By: Suzanne Riopel

A recent decision in the Tax Court is a reminder of the ambiguity in the distinction between “gifts” and “ordinary business transactions” in the context of family-owned businesses.[1] In Estate of Redstone v. C.I.R., the court held that the federal gift tax did not apply to a decedent’s transfer of stock in trust for his children.[2] In 1959, the decedent, Edward Redstone, his father, and his brother each held a one-third ownership interest in their family’s business, National Amusements, Inc. (NAI).[3] In 1972, Edward filed a lawsuit against his father for failure to transfer 100 shares to him, and both parties eventually reached a settlement agreement that allowed NAI to buy back two-thirds of the stock for 5 million with the remaining one-third transferred in trust for the benefit of Edward’s children.[4] During O’Conner v. Redstone in 2006, the IRS discovered this gift tax deficiency on a transfer of stock in trust, and in 2013, it issued a statement of deficiency holding the decedent liable for 1.3 million in federal gift taxes, fraud, and negligence.[5]

A transfer of property “for less than an adequate and full consideration in money or money’s worth” is subject to the federal gift tax[6] unless the transfer was in the ordinary course of business.[7] Courts will determine that a transfer is in the ordinary course of business if it is “bona fide, at arm’s length, and free of any donative intent” under the objective facts and circumstances.[8] In a family business, transactions between relatives are subject to greater scrutiny[9], and courts will additionally consider whether the parties had a genuine controversy and the value of the property involved, whether parties retained legal counsel and engaged in adversarial negotiations, whether the certainty and cost-savings of settlement motivated the parties, and whether the settlement was under judicial supervision.[10]
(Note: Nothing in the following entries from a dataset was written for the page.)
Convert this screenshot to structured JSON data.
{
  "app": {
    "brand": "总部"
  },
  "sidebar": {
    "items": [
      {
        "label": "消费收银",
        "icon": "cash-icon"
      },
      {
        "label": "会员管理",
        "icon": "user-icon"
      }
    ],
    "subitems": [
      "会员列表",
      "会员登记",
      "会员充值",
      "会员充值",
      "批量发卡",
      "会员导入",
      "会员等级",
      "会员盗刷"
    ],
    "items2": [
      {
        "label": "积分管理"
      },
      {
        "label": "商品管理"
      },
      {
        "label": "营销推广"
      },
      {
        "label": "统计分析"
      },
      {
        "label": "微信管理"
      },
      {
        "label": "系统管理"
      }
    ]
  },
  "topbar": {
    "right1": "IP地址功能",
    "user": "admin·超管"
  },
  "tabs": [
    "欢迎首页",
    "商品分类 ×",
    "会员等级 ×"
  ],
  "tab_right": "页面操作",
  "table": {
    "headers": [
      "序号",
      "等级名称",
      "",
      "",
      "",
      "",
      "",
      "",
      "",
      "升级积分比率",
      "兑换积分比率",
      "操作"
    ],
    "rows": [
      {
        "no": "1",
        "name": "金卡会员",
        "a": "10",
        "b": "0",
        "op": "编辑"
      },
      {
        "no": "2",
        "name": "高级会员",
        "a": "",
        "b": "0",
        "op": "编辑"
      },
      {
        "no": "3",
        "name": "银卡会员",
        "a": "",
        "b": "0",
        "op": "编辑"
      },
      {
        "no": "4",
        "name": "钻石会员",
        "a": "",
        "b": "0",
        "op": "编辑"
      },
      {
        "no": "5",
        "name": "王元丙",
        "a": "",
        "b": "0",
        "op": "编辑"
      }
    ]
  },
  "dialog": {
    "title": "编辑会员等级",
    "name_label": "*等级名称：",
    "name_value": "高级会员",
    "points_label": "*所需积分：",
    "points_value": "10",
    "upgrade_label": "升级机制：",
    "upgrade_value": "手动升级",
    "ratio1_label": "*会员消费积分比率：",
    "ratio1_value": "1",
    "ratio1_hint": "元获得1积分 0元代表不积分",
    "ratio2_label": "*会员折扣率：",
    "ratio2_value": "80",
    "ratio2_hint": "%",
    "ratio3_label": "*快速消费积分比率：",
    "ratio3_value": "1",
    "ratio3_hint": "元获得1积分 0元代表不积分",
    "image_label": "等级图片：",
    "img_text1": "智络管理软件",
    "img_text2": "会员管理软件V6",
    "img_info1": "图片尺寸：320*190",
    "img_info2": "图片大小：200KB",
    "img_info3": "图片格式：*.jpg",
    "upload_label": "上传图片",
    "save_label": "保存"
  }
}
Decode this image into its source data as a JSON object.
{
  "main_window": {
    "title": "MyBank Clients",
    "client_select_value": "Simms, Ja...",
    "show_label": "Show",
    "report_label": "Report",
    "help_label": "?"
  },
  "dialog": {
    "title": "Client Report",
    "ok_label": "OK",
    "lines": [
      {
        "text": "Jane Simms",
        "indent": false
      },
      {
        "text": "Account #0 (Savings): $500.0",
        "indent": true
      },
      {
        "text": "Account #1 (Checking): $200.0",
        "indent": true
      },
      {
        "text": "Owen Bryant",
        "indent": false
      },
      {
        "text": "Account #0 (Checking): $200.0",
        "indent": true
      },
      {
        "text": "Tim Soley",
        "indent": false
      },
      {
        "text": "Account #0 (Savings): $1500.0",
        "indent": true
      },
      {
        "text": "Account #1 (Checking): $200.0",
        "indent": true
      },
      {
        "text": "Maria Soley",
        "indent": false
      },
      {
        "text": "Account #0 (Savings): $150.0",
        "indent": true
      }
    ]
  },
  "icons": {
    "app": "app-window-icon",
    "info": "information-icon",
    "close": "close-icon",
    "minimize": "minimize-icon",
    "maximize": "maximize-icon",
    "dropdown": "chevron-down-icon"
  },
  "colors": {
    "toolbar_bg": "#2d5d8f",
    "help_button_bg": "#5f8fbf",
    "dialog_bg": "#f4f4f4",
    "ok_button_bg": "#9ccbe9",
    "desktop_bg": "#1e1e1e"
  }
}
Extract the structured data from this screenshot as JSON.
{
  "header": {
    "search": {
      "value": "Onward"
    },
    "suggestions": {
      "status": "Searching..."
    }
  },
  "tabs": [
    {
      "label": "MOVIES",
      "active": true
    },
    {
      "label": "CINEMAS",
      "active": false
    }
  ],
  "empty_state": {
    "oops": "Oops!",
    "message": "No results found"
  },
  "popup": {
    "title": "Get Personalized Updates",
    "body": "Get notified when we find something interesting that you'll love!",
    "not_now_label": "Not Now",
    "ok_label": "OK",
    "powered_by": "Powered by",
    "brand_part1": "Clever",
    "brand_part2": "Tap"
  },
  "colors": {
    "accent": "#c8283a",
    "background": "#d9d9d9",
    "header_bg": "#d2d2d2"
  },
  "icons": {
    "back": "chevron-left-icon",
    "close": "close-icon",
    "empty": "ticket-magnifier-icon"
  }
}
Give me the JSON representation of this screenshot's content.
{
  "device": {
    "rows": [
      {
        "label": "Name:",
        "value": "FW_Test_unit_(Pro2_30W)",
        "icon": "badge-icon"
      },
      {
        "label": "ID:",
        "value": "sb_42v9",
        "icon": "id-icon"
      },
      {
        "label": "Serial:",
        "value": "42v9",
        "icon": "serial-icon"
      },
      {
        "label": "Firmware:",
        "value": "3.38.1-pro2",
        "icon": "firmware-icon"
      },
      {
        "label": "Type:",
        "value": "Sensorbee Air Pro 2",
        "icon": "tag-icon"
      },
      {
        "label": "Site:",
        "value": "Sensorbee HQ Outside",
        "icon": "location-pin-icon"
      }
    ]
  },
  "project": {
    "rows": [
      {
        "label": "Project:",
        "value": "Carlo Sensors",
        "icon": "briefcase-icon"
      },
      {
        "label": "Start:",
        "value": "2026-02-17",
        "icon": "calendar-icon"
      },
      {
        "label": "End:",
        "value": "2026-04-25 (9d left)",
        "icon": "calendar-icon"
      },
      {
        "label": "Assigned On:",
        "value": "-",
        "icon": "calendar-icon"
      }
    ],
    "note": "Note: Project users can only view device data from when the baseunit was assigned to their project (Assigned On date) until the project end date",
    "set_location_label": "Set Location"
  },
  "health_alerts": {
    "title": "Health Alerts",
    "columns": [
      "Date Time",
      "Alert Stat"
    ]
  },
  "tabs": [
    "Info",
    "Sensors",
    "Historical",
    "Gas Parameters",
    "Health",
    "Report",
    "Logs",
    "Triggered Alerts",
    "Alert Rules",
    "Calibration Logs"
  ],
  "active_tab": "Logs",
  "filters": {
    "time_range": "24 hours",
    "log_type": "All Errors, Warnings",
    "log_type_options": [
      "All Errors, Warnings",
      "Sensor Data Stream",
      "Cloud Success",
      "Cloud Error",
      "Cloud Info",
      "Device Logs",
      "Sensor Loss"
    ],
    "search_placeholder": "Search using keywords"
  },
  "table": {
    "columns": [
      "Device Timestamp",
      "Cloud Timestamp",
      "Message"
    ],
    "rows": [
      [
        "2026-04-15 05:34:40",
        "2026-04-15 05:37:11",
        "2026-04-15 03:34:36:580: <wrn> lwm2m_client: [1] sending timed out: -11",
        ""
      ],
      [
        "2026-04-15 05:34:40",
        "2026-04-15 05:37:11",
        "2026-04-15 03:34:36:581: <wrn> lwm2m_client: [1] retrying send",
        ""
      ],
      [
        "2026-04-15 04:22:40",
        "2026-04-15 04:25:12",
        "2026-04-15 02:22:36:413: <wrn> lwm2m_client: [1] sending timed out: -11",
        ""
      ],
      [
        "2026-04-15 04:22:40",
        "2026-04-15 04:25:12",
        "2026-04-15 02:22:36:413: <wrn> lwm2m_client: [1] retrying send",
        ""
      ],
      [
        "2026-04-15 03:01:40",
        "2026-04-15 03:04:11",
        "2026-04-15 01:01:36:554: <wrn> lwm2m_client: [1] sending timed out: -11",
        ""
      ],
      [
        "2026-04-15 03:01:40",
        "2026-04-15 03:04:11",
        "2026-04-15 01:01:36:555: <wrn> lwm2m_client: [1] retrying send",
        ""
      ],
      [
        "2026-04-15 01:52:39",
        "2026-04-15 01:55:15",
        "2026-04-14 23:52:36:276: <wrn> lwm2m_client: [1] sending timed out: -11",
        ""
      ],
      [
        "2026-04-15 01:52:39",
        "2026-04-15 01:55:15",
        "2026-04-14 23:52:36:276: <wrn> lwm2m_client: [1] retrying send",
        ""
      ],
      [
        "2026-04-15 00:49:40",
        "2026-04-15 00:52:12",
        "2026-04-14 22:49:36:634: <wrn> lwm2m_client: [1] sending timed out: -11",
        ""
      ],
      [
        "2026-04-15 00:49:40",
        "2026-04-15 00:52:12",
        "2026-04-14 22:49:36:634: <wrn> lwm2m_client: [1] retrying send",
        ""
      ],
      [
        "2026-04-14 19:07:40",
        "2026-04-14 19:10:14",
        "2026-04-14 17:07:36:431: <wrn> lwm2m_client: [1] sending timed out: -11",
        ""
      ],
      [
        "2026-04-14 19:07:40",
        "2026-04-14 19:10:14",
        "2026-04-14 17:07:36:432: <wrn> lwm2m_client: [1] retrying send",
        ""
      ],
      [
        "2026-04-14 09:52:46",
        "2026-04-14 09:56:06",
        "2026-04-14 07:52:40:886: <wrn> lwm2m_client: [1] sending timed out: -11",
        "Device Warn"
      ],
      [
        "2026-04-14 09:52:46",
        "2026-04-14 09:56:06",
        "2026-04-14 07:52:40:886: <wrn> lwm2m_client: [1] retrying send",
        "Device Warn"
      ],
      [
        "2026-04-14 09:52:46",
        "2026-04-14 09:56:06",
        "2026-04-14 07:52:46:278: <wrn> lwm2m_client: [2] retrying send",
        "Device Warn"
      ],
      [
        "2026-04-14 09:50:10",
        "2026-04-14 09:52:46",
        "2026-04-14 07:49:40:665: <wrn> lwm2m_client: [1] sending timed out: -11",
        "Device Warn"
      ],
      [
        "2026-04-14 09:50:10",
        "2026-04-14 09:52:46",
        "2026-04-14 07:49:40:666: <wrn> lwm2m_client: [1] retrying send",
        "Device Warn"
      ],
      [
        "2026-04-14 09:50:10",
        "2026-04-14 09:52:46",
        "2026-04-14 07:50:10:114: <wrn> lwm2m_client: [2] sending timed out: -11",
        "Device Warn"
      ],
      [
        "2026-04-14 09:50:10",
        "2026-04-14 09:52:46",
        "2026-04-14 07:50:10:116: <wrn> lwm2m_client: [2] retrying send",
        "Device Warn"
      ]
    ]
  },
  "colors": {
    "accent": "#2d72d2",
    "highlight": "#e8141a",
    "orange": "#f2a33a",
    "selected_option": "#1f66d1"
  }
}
The court held that the transfer of the decedent’s stock satisfied the above requirements. Although the IRS seeks to prevent taxpayers from advantageously using the provisions of the Internal Revenue Code as tax shelters, this transaction was bona fide because there was no indication that the decedent and his father faked an estrangement between them to avoid tax liability on a gratuitous transfer of stock.[11] Prior to the settlement, the father-son relationship deteriorated when his father favored the oldest son, Sumner, marginalized Edward in the family business, and personally criticized how Edward raised his son.[12] Based on the events leading up to the settlement agreement, the court determined that the transfer was “at arm’s length.” Edward’s interactions with his father were akin to dealings with a stranger: the decedent retained legal counsel, commenced two lawsuits, undertook extensive negotiations, and agreed to settle only when it was economically advantageous.[13] Furthermore, the decedent’s transfer of one-third of his stock in trust for his children was devoid of donative intent.[14] Although the court assumes that children are the objects of a parent’s affection, the decedent repeatedly rejected the offer to place the stocks in trust for the benefit his children.[15] Instead, he conceded to the terms of the settlement agreement when it entitled him to receiving a payment for the majority of the stock.[16]

The circumstances in Estate of Redstone provide a model example of a winning tax case. Family businesses remain the backbone of the U.S. economy with 5.5 million of them contributing to fifty-seven percent of the GDP.[17] Traditionally, owners and managers prefer that his or her descendants retain ownership or control the family business, but issues usually arise over succession, roles and responsibilities, and sibling rivalry, especially in smaller businesses. The presumption that familial transactions have donative intent is problematic because an owner has an opportunity, under the guise of a parental figure, to undercut an employee (and relative) by requiring a transfer of his property to another relative. Estate of Redstone rightfully holds in favor for the defendant, and its clear-cut analysis allows potential complainants to gauge their likelihood of success on the merits. Although this case will likely not affect estate planning, family businesses that are concerned with retaining stock ownership should consider a provision within employment contracts to hold the stock in trust at the onset of employment.

[1]Estate of Redstone v. C.I.R., No. 8401–13, 2015 WL 6458095 (T.C. 2015).


[3]Id. at 3.

[4]Id. at 5.

[5]Id. at 6.

[6]26 U.S.C.A. § 2512 (West 1981).

[7]26 C.F.R. § 25.2511–1(g)(1) (1997).

[8]Weller v. Comm’r, 38 T.C. 790, 806 (1962).


[10]Estate of Noland v. C.I.R., 47 T.C.M. (CCH) 1640, 1644-1645 (1984).

[11]Estate of Redstone v. C.I.R., No. 8401–13, 2015 WL 6458095 (T.C. 2015).

[12]Id. at 4, 9.

[13]Id. at 9.

[14]Id. at 10.


[16]Id. at 10.

[17]Univ. of Vt., Family Business Facts, (last visited Nov. 27, 2015).